There are times, rare times, when watching a truly talented climber move through a truly difficult climb can feel like watching a magic act, but with an added hook. When the magician swallows the sword, say, or pulls the rhinoceros out of his top hat, you feel like you’re seeing something impossible—a trick in itself—but when the good climber ascends, the real illusion is the way he can make a fiendish line appear completely possible. You might see him twisting and contorting through obviously unforgiving terrain, hanging off ludicrously small edges or the thinnest breaths of ice, and common sense tells you it must be hard, but the fluid grace of the best climbers can convince you that you could step right up and mimic their lead. But it’s not a conviction that lasts long, and testing it can be hilariously humbling.
I got suckered that way a few years ago when I first saw Raphael Slawinski climb. On a happily mild December day, I wandered into Haffner Creek, the playground of mixed climbs just a few kilometres outside of Banff. The short walk and the perfect temperatures seemed to have drawn every climber in a hundred-mile radius to the short test pieces of the meandering
canyon. By the time my partner and I joined the crowd, though, most people’s attention seemed to be focused on one climber navigating a steep grey wall by drytooling a line of improbable holds capped by a roof of ice near the mouth of the canyon.
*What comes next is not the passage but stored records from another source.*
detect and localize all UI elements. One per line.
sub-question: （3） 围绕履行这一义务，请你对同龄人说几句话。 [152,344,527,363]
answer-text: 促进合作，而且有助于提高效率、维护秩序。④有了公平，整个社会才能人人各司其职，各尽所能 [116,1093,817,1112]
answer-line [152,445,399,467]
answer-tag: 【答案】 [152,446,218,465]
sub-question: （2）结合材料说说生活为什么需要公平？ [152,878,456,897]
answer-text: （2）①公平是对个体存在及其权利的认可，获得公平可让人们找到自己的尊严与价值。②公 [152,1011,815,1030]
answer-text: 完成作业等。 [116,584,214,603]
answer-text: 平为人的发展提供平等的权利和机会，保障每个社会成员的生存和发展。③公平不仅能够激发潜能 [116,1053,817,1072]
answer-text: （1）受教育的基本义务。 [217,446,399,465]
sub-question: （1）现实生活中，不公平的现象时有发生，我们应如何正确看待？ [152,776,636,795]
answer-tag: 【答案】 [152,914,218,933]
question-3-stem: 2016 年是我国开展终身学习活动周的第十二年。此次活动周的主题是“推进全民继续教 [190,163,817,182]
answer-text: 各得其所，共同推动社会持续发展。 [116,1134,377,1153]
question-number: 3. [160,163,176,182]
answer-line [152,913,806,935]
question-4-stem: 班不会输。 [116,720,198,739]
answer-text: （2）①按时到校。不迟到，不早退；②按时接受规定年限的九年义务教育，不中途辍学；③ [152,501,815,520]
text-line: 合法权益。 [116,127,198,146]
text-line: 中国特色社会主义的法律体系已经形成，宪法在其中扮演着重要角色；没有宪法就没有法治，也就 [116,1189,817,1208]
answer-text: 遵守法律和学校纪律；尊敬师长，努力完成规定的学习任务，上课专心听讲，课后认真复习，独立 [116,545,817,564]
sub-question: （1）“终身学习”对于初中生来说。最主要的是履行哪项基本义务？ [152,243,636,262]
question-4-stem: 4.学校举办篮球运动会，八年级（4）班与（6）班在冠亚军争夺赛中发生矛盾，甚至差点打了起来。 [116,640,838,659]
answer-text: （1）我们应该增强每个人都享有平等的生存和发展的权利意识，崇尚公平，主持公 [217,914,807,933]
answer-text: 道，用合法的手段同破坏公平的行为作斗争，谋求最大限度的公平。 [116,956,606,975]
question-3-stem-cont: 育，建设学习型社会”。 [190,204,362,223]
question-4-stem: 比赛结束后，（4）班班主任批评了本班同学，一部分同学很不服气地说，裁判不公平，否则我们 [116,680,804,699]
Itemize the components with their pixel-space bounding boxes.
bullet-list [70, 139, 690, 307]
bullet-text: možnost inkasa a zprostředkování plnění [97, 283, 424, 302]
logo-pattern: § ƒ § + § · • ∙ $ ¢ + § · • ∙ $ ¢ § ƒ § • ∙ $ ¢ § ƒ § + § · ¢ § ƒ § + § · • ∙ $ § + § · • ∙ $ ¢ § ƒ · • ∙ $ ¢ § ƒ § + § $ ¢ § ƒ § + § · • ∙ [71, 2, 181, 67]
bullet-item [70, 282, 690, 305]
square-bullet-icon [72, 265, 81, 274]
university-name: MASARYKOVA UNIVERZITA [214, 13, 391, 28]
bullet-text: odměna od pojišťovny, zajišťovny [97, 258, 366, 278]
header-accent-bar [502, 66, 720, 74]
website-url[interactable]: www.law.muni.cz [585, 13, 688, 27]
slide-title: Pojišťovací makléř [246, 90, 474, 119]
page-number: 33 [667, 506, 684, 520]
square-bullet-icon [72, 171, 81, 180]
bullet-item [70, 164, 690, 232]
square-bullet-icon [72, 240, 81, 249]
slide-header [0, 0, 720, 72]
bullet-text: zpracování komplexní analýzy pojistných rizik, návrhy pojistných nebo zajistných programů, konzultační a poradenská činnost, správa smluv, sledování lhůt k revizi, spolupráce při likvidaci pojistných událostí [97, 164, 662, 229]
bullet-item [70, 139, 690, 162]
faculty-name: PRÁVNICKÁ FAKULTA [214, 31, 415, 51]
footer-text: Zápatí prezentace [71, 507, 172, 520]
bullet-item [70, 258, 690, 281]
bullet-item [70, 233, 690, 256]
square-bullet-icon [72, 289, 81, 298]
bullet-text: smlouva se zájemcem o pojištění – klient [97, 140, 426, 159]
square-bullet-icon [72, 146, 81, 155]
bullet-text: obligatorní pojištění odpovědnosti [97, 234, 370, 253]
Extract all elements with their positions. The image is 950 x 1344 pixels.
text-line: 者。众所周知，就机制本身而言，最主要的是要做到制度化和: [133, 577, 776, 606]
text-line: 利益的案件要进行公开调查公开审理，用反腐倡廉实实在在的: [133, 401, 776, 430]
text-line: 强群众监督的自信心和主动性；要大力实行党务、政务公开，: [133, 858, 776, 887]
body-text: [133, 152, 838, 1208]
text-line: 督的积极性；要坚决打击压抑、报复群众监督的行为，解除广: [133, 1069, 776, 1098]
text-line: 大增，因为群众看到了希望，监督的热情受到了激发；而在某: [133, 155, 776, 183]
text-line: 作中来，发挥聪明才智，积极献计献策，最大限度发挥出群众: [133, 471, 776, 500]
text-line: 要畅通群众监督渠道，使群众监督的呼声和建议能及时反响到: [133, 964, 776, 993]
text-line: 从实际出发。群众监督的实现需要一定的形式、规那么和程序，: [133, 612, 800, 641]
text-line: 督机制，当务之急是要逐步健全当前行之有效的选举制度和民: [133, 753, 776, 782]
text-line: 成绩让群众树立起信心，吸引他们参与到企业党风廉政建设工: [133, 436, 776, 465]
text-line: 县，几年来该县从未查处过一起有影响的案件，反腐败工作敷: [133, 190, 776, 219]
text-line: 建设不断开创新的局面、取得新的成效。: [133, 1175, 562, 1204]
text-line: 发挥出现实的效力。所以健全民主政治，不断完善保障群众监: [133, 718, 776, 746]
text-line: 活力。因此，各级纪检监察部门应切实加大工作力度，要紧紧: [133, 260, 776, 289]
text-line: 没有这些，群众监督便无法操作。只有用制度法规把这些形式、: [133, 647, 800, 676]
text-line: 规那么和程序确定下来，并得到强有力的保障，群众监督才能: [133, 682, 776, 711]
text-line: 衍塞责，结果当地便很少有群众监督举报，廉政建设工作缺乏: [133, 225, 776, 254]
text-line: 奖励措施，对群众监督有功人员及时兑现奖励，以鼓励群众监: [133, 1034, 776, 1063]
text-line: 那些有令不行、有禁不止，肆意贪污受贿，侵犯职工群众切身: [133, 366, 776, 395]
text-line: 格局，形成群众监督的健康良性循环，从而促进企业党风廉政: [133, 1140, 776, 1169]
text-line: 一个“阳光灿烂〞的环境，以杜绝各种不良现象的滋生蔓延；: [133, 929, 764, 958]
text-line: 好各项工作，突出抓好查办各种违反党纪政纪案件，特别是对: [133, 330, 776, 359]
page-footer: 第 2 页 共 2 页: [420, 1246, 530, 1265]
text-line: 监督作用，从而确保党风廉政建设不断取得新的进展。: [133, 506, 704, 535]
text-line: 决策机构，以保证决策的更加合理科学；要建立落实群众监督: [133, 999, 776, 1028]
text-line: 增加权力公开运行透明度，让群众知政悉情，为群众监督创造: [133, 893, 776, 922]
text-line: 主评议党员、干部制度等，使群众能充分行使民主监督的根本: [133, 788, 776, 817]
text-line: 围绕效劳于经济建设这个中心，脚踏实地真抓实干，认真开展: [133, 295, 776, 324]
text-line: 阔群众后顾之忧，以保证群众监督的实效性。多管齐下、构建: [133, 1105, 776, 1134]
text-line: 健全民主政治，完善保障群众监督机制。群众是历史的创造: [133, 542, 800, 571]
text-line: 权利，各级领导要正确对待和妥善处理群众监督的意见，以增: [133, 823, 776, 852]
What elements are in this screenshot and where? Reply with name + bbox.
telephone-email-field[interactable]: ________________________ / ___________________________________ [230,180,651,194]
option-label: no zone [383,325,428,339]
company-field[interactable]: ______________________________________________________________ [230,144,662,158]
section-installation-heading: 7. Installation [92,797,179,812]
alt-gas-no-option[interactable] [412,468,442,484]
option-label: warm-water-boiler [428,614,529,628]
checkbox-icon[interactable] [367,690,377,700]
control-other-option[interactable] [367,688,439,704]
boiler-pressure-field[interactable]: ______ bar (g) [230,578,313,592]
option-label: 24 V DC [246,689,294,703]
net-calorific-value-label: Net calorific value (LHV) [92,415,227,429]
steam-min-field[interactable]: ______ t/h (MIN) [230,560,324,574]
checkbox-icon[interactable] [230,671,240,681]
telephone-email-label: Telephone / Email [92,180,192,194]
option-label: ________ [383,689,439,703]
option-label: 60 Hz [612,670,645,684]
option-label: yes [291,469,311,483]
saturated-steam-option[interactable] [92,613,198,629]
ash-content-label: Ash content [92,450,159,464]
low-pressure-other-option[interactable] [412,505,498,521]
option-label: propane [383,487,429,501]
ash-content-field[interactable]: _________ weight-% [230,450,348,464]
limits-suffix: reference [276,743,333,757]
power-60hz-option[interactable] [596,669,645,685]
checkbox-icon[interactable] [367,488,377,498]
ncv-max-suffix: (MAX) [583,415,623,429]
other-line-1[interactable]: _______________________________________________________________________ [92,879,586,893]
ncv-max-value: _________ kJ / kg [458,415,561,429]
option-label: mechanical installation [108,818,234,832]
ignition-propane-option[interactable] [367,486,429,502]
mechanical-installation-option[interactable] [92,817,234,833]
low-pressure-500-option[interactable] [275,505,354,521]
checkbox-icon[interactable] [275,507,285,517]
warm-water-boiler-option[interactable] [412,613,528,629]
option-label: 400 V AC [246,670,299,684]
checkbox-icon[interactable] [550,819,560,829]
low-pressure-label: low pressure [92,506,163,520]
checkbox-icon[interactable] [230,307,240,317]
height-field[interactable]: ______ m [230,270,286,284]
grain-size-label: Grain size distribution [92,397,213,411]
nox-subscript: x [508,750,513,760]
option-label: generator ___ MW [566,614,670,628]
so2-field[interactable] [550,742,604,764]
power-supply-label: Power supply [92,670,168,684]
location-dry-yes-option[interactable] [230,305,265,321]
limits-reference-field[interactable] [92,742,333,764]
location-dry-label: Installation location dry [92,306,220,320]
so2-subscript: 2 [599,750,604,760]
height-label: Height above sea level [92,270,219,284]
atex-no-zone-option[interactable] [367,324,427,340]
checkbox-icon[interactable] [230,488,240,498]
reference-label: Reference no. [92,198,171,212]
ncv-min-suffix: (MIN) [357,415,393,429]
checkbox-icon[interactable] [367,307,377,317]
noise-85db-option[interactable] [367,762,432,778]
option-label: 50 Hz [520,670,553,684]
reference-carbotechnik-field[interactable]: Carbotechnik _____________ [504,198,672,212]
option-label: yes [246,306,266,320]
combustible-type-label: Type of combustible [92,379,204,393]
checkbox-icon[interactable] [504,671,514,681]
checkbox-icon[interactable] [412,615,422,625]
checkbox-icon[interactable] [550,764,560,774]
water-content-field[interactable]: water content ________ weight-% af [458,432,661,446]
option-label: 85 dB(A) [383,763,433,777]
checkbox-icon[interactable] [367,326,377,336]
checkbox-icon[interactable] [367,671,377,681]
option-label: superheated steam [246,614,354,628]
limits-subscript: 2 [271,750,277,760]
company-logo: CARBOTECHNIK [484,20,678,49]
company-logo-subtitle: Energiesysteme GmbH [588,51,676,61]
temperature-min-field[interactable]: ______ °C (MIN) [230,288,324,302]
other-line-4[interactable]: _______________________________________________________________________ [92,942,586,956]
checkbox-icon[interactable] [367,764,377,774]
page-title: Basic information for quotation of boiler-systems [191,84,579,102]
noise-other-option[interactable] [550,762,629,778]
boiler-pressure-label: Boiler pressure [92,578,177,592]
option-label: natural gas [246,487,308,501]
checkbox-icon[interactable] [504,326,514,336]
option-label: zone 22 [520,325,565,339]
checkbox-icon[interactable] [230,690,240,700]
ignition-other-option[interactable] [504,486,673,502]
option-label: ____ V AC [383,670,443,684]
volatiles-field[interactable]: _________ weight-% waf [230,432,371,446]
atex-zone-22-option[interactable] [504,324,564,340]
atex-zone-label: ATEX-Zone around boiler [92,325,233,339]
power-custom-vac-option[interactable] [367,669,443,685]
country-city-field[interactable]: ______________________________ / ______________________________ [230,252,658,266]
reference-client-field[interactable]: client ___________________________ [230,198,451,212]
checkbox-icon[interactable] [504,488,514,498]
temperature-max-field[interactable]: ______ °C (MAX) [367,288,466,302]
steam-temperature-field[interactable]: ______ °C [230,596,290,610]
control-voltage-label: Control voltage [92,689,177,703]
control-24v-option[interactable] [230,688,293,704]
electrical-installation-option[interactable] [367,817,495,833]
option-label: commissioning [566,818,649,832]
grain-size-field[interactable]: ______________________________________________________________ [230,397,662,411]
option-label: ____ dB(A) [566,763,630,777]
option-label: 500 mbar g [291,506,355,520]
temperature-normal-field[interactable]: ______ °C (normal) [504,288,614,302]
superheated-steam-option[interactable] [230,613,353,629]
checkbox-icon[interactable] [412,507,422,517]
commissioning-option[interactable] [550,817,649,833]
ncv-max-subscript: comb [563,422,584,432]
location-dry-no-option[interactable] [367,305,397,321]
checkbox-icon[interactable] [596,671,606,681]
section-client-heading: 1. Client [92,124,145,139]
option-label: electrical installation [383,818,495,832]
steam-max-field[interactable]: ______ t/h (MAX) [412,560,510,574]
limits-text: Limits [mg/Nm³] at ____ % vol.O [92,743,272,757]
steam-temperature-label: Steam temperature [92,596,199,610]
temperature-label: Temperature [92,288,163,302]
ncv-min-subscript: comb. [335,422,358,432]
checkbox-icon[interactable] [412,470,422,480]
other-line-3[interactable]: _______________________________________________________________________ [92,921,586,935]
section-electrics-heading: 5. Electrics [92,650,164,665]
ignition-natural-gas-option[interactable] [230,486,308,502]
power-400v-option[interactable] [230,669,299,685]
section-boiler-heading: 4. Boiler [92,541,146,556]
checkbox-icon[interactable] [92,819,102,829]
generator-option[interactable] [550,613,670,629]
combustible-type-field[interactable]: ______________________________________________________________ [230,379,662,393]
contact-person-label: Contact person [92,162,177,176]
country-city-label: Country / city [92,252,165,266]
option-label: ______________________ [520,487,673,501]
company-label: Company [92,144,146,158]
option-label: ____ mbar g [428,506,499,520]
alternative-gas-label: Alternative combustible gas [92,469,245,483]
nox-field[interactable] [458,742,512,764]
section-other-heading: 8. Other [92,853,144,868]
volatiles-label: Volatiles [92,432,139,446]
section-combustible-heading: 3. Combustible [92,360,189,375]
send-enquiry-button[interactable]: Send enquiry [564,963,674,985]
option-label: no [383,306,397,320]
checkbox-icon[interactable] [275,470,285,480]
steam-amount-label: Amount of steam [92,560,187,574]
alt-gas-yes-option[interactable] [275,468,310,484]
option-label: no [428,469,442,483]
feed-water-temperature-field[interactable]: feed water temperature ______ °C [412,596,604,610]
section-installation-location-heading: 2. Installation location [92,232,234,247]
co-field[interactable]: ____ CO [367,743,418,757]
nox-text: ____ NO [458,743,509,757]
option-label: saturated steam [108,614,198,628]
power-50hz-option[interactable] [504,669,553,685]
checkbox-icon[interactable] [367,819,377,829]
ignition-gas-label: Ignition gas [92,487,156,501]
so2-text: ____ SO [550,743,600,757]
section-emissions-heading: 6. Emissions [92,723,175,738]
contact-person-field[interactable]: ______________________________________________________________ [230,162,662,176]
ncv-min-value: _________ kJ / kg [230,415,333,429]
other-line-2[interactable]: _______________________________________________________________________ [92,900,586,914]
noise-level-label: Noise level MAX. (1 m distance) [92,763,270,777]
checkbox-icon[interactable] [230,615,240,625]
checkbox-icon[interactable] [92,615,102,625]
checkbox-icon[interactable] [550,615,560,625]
Drytooling is the bastard child of climbing, a sometimes-awkward mating of the mediums, techniques and tools of rock and ice. The drytooler gears up for ice, then most of the time climbs everything but. Though the sport began as a contrivance to gain access to incomplete ice climbs, modern drytooling routes are often nearly entirely rock, permitting steeper and more strenuous climbs than pure ice can offer. The greater challenge of the mixed medium is pretty immediately visible. The drytooler’s axe tips teeter on tiny edges of rock, and his crampons, which would have been dependable in ice, hook, skitter and skritch on the stone of sometimes absurdly overhanging walls. Lesser talents can make the mechanics of drytooling look awkward and terribly insecure—picture, say, Edward Scissorhands at a urinal—but the masters of the game like Slawinski seem to be able to conjure up precision, balance and even strength out of thin air.
When I sat down to watch Raphael, he was 30 feet up the wall, and was splayed out so far—one axe perched on a nubbin by his left shoulder, a crampon point hooked high to his right, his second axe held at the limits of his fingertips, reaching for a better purchase—that he seemed to have unhinged his joints. Then he arced his hips down and right, and so fully weighted an improbable new axe placement that someone in the crowd blurted out, “Man, that edge must be way better than it looks.”
That was the moment that magicians call “the prestige,” right there. The suspension of disbelief that insisted, despite all evidence to the contrary, that the climb was possible after all. Almost immediately, out loud, people started contemplating trying the line themselves, me included. The hardest bit was obviously over; Raph danced up the rest of the route, dispatched
the ice roof as though it were little more than an annoyance and lowered off, laughing at some comment his partner made. I resolved then to give the line a go. It didn’t matter that the climb was graded amongst the world’s most difficult, or that Slawinski had a growing reputation as the real deal. He’d made it look so easy that solving the climb had to be just a matter of patient work, even for me.
Nonsense. When I came back to the climb, I couldn’t for the life of me figure out even the first move off the ground. Couldn’t set an axe tip anywhere; couldn’t find an edge that would allow me to lift even one foot. The holds that Slawinski had danced on seemed nothing more than shadows, and, like everyone else that afternoon, I soon resigned without a fight and walked away in puzzlement.